OSHA believes that the CCP represents an innovative approach to workplace safety, allowing employers with a high risk for injury and illness to voluntarily comply with a series of requirements set forth by OSHA. By doing so, these employers are removed from OSHA's primary inspection list for high risk sites, reducing the chance for subsequent OSHA inspections by 70 to 90 percent. For those choosing not to participate in the CCP, OSHA virtually guaranteed a comprehensive wall to wall inspection. The requirements of the CCP are such, that to satisfy program requirements an employer would have to exceed levels of workplace safety and health already required by existing standards and the general duty clause.

The court first addressed the jurisdictional issue raised by OSHA, who argued that, because, the CCP was an agency regulation rather then a standard, any challenge to it had to be brought in the District Court. Citing Louisiana Chemical Association v. Bingham, the court squarely addressed the question of whether such a program was an OSHA standard as defined in the statute:

If the basic function of the rule is "to address. . . a specific and already identified hazard, [and it is] not a purely administrative effort designed to uncover violations of the Act," then the rule is a standard. If on the other hand, the rule is "merely a general enforcement or detection procedure," then it is a regulation. In other words, a standard, unlike a regulation, is "aim[ed] toward correction rather than mere inquiry into possible hazards.


Based on this definition the court concluded that, because the practical effect of the CCP is to oblige employers to comply or be subject to substantial consequences -- a highly aggressive inspection and possible severe penalties -- the program is more properly characterized as a standard. Even though "the Directive fits the definition of a standard only imperfectly," the court said, "it fits the definition of a regulation not at all."

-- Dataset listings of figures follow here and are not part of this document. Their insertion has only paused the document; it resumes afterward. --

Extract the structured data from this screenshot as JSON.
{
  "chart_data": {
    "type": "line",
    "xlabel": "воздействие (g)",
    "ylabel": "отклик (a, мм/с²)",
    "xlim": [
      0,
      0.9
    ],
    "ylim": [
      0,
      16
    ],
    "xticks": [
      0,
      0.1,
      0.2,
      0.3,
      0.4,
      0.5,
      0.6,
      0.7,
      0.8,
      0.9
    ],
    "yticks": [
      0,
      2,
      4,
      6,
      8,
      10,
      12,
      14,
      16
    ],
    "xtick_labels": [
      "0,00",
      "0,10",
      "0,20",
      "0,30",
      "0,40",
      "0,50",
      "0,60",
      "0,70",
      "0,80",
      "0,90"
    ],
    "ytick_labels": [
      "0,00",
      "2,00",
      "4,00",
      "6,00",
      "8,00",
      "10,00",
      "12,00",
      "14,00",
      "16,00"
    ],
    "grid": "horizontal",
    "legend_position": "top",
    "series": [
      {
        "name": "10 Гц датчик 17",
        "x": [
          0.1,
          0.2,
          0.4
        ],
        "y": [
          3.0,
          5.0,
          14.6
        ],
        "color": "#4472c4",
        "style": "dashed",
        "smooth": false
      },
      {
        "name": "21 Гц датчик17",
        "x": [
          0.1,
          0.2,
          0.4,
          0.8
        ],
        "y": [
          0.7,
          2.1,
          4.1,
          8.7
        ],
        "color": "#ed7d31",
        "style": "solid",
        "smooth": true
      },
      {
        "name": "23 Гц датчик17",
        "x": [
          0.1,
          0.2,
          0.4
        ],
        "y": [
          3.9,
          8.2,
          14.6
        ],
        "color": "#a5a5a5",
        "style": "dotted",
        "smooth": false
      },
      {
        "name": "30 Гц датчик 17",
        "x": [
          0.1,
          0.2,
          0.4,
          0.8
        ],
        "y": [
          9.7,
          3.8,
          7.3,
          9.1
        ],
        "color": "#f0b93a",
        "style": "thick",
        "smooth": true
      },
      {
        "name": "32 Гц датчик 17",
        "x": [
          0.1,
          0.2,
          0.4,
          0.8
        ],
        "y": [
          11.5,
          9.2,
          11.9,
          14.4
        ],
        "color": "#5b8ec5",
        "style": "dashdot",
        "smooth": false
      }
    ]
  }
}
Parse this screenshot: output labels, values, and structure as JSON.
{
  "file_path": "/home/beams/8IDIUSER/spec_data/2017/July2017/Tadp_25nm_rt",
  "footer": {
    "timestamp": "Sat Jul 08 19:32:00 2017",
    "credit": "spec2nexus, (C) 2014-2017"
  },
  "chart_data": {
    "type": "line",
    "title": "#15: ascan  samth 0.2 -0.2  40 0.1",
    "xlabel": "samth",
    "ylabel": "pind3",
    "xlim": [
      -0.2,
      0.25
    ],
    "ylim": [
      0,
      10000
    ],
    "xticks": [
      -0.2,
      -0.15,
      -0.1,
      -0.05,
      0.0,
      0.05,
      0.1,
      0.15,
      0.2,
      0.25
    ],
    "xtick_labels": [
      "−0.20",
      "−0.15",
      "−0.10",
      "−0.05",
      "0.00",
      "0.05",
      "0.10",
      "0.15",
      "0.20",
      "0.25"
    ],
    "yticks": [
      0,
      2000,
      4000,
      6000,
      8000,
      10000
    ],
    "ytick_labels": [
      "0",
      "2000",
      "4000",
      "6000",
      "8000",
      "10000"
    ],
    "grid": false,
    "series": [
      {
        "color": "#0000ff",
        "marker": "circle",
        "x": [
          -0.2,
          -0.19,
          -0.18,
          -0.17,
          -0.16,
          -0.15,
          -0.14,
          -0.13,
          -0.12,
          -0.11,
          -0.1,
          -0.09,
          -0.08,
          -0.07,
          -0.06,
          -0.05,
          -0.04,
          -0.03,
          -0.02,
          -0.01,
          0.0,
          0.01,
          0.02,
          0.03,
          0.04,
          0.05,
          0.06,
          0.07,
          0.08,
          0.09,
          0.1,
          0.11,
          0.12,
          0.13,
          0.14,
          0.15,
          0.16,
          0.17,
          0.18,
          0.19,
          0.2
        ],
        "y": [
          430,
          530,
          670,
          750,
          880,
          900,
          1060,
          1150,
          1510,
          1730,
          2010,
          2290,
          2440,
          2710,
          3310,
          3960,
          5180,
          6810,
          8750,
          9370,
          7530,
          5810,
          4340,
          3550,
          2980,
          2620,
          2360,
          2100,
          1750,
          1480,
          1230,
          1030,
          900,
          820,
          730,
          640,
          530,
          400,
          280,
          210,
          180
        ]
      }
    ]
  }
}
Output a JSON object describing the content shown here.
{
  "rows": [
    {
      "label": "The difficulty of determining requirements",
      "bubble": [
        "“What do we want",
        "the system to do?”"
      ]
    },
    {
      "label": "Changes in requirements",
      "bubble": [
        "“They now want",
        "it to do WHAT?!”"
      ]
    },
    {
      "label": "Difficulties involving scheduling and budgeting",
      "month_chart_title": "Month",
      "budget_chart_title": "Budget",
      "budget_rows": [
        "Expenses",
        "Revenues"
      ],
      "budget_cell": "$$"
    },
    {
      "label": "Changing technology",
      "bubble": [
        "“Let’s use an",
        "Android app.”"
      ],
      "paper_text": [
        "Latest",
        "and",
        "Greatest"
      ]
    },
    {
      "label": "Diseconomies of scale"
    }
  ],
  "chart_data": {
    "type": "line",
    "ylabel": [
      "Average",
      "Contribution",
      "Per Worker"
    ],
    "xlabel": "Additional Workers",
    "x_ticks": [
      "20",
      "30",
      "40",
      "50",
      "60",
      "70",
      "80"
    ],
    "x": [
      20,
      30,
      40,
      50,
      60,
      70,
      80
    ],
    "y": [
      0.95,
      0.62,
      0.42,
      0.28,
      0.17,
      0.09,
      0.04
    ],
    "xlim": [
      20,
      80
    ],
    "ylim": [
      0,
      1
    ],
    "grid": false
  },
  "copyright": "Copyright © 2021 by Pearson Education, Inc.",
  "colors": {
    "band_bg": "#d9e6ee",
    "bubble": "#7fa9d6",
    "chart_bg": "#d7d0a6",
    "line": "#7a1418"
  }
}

Next, the court addressed the basic issue whether OSHA had to provide the public with notice of the proposed action and an opportunity to comment on it before proceeding to notify employers and begin inspections. OSHA acknowledged that the CCP amounted to a rulemaking, but claimed it was a "procedural" rule. Under the APA rules of agency procedure and general statements of policy are not subject to the notice and comment proceeding, because they do not, it is argued, subject the regulated community to any "substantive" obligations. In supporting its claim, OSHA argued that the CCP was an inspection "plan" that did not reward or condemn employers for acting or failing to act in accordance with the CCP, and that, regardless of the practical impact, the Directive had no substantial impact.

The court rejected OSHA's contention that the rule was simply an inspection plan, and did not put its stamp of approval on any particular kind of behavior. The CCP required employers to do more than simply comply with the requirements of the Act -- OSHA -- clearly up[ped] the substantive ante -- by telling employers who agreed to adopt the programs that they had to follow not only OSHA standards, but also industry voluntary standards, industry practices, and suppliers safety recommendations. Having imposed more than the "incidental inconveniences [of] an enforcement scheme," OSHA intended to affect the safety practices of thousands of employers caught in the web of the "voluntary" program. This, said the court, OSHA could not do with an opportunity for fair notice and hearing, the quintessential elements of due process in our constitutional scheme. We will see if and how OSHA modifies its approach in the upcoming safety and health program rule rulemaking.